As someone who has experienced relatively low visual acuity and limited depth perception following four surgical procedures, I question whether the lawmakers were genuinely concerned about upholding the civil and human rights of people with disabilities, or whether their motivation centered on political ideology dictating no controls on gun ownership except for documented past criminal convictions.

I wonder how many of these Iowa legislators actively favored the passage of the Americans with Disabilities Act. I wonder how many of them actively support women's reproductive freedoms guaranteed by the landmark Roe v. Wade Supreme Court decision (1973). I wonder how many of them would have voted for the Civil Rights Bill in 1964 and the Voting Rights Bill in 1965 had they served in the U.S. Congress, and how many of them actually oppose the piercing through the heart of that same Voting Rights Law by the current Supreme Court this past summer.

So I ask again, is this law really about protections against discrimination, or rather, is this primarily about politics?

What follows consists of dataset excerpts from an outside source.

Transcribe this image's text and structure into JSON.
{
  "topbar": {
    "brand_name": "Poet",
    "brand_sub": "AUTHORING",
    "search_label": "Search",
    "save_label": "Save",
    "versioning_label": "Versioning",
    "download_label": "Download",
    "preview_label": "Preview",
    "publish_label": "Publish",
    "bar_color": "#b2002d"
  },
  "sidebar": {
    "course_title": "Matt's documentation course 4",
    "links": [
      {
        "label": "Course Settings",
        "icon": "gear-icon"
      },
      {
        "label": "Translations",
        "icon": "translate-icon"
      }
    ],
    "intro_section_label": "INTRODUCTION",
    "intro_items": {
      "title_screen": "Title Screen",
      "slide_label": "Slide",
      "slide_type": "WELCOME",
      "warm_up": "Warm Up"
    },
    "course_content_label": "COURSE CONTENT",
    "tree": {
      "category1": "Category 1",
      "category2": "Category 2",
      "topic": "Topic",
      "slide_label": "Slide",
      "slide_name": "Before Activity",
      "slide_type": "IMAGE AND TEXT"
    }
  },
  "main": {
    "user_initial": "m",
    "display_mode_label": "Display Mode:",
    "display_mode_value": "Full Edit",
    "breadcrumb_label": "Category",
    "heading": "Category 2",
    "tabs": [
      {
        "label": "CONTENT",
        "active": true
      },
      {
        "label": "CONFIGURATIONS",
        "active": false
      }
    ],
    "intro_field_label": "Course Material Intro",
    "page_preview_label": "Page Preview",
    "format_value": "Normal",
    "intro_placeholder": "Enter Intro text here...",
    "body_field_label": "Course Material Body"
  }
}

Would carrying a fire arms had been the better option for, Lindwood, a blind man who heard shots ring out around him in the atrium of Building 197 at the Washington Navy Yard, or rather, would it be better for more of us to act like the courageous Omar Grant who came to his aid telling his colleague "I'm not going to leave you. We're going to get out of here." And indeed they did!

I suppose brandishing a weapon (a knife) worked well for Andrey Hepburn in her starring role as Susy Hendrix, a blind women, who in the film Wait Until Dark, subdued and killed a thug who broke into her apartment by smashing the light bulbs and unplugging the refrigerator light, thus plunging the scene into darkness and, thereby, neutralizing the attacker's advantage. Who knows, she might have had more immediate success if she had hidden a hand gun in her bedroom night stand or an AK-47 among tuna cans, rice, and non-dairy coffee creamer in her kitchen pantry. But tell me, how many real-life folks with visual disabilities find themselves in this type of Hollywood-contrived drama with successful outcomes like that of Audrey?

It makes about as much sense to grant the right of a person with significant visual limitations to own a gun as it does for us to drive a Mack Truck! Yes, it is true that our Constitution gives no one an automatic right to drive a vehicle as it does to own and carry a firearm. However, avid Second Amendment enthusiasts often neglect to acknowledge a certain phrase written into the statute that reads: "A well regulated militia... "

Unfortunately, the Iowa law fails to abide by this standard, which further places us all in the crosshairs.